Le handicap moteur, cognitif ou psychique et les besoins d'accompagnement de l'étranger sont pris en compte pour déterminer les conditions de son placement en rétention.
Le contrôle opéré par le juge judiciaire ne porte pas sur la pertinence de la motivation de la décision administrative, mais simplement sur son existence. Pour satisfaire à l'exigence de motivation, la décision attaquée doit comporter l'énoncé des considérations de droit et de fait qui constituent le fondement de la décision, étant rappelé que l'autorité préfectorale est libre de choisir les arguments qu'elle retient et qu'elle n'est pas obligée de présenter les arguments de façon exhaustive dès lors que ceux retenus lui paraissent pertinents et utiles.

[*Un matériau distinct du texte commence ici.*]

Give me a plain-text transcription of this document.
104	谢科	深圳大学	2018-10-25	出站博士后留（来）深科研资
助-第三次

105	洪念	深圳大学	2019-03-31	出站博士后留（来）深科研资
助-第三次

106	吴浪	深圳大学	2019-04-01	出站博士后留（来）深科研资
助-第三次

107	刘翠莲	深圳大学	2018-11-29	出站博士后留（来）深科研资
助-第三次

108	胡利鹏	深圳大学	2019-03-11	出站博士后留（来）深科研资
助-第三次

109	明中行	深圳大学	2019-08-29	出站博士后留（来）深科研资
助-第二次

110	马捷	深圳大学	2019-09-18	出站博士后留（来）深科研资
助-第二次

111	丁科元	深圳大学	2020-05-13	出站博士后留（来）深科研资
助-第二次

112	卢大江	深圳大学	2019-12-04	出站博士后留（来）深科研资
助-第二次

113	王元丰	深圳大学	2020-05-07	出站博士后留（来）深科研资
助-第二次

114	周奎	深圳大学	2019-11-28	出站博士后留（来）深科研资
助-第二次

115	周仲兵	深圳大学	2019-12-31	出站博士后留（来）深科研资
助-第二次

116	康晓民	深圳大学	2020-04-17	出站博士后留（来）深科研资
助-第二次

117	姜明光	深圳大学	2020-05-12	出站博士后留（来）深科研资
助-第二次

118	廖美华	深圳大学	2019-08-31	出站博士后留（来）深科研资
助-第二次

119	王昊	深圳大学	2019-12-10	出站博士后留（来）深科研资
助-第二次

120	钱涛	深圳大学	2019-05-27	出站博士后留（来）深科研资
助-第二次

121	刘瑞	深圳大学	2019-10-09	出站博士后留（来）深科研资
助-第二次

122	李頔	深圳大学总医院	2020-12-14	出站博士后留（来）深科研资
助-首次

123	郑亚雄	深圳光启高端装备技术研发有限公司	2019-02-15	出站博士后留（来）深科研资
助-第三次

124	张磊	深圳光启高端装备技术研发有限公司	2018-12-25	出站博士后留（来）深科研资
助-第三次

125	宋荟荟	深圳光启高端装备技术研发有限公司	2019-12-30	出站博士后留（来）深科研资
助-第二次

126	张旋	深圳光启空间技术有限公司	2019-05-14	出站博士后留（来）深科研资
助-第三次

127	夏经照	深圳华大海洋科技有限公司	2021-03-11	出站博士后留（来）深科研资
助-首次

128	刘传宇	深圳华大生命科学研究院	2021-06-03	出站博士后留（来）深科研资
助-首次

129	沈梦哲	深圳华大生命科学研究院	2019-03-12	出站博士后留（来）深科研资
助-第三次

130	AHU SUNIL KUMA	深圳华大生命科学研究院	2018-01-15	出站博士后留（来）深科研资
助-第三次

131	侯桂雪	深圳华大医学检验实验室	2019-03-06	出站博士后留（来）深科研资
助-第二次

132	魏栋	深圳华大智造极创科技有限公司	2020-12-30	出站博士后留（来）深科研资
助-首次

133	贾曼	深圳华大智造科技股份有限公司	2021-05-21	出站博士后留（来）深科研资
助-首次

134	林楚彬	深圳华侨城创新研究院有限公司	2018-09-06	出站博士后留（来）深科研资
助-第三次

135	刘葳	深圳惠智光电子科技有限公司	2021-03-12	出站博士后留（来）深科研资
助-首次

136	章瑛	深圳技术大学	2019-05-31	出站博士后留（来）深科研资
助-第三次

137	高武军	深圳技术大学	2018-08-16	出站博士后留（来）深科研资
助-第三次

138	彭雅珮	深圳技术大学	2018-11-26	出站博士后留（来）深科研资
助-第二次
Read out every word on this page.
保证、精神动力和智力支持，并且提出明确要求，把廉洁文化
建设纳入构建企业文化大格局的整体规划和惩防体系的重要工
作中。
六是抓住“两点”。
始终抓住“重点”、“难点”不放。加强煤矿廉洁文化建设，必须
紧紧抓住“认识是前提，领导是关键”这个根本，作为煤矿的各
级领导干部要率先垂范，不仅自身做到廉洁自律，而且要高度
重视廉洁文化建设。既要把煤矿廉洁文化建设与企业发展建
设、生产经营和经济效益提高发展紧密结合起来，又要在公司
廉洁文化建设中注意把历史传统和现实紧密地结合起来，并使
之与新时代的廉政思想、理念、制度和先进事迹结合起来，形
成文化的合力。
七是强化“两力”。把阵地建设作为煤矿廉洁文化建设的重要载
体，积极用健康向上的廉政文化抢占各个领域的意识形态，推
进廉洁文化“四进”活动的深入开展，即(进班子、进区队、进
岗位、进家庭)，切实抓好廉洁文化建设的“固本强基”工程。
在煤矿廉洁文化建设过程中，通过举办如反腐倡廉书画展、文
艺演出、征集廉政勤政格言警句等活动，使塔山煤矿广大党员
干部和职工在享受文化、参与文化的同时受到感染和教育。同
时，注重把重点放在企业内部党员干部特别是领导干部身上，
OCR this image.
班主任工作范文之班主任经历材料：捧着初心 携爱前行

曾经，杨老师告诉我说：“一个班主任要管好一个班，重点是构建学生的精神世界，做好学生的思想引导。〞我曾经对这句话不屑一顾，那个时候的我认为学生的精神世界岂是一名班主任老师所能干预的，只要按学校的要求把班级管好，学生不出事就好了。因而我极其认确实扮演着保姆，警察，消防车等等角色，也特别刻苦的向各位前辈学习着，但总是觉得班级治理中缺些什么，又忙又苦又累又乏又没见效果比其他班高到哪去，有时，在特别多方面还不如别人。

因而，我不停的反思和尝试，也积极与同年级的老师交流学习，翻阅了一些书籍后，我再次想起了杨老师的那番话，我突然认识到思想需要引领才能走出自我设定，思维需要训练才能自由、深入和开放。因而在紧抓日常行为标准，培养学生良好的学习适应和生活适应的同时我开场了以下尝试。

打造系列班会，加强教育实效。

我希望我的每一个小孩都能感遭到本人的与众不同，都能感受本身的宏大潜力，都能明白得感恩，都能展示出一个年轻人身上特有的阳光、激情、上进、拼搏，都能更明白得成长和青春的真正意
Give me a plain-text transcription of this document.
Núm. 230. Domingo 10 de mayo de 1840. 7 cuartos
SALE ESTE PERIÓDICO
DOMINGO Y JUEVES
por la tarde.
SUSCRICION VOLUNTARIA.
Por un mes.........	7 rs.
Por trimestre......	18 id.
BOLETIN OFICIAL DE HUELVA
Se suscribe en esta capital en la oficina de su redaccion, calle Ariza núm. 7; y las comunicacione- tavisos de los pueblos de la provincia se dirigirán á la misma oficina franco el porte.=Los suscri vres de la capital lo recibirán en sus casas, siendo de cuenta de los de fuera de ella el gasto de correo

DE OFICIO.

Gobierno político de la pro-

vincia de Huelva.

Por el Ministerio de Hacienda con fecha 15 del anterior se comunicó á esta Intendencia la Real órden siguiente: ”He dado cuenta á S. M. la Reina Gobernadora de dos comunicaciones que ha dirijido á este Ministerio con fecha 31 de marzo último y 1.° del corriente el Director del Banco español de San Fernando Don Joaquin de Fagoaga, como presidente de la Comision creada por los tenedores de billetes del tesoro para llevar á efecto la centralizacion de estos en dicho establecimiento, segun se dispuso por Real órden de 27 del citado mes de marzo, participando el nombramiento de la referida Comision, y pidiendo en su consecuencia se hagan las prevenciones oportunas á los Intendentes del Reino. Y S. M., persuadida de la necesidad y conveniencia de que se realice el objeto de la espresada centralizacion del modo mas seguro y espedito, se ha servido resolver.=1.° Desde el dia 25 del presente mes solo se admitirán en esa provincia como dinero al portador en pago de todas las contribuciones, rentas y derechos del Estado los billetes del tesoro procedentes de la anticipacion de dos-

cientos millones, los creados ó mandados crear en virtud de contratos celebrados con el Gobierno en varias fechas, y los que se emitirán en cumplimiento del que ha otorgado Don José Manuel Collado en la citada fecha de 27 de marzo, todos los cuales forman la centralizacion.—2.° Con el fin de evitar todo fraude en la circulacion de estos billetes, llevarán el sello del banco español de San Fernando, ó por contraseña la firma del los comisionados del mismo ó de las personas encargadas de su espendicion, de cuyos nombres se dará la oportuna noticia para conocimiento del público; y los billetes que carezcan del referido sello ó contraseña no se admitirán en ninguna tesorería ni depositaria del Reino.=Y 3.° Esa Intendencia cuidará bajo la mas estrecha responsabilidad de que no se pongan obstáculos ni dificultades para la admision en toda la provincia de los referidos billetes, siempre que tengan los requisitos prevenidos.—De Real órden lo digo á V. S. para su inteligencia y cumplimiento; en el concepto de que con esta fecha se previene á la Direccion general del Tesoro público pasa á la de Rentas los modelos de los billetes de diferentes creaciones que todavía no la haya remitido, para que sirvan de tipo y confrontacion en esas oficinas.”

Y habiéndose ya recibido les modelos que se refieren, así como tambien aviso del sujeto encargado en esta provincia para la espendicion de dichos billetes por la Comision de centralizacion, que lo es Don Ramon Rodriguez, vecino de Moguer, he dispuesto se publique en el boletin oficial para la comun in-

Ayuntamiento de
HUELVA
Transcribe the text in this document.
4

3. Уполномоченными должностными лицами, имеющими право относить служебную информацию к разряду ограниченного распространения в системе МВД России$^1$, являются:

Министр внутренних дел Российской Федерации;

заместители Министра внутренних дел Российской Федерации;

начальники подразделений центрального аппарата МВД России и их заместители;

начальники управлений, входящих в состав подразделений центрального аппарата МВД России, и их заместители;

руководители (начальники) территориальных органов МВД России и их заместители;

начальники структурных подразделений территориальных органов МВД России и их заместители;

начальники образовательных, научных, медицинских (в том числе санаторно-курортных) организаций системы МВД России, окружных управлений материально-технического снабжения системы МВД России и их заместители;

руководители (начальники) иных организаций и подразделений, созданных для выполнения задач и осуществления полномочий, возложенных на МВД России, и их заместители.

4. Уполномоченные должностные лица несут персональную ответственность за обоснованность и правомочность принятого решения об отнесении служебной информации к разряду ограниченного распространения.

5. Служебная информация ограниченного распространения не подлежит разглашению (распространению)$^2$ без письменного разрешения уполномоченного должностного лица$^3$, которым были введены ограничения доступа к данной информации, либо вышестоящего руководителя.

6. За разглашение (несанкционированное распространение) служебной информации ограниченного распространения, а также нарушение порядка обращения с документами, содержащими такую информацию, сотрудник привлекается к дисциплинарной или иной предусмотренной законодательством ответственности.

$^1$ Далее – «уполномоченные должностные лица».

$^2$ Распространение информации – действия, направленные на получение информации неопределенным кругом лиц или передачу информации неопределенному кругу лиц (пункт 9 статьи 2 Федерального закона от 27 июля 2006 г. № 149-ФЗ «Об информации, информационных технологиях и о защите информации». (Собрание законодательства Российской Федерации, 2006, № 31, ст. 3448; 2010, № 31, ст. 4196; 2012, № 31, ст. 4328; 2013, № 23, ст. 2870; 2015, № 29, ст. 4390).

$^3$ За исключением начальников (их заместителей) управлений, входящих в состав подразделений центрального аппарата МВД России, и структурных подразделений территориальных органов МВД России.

En l'espèce, il ressort des déclarations de [K] [B] assisté d'une interprète en langue arabe faites aux services de police le 23 août 2024 bien qu'informé de son droit au silence :
-qu'il a déclaré vivre chez son frère [S] à [Localité 3] étant séparé de [Z] [C], mère de son fils, avec laquelle il avait vécu en concubinage,
-qu'il était père d'un fils né en juin 2024 qui n'était pas à sa charge, l'enfant étant placé chez un tiers, en l'espèce en foyer, sans qu'il sache lequel, depuis environ un mois, enfant sur lequel il ne disposait pas de droit de visite, le placement du bébé étant intervenu suite à un épisode d'ivresse de la mère qui aurait donné de l'alcool au bébé situation ayant justifié l'intervention de la police,
-qu'il avait déjà fait l'objet d'une assignation à résidence il y a six mois mais qu'il n'était jamais allé signer, ayant été assigné à [Localité 1] alors qu'il était venu directement sur [Localité 3] après son jugement.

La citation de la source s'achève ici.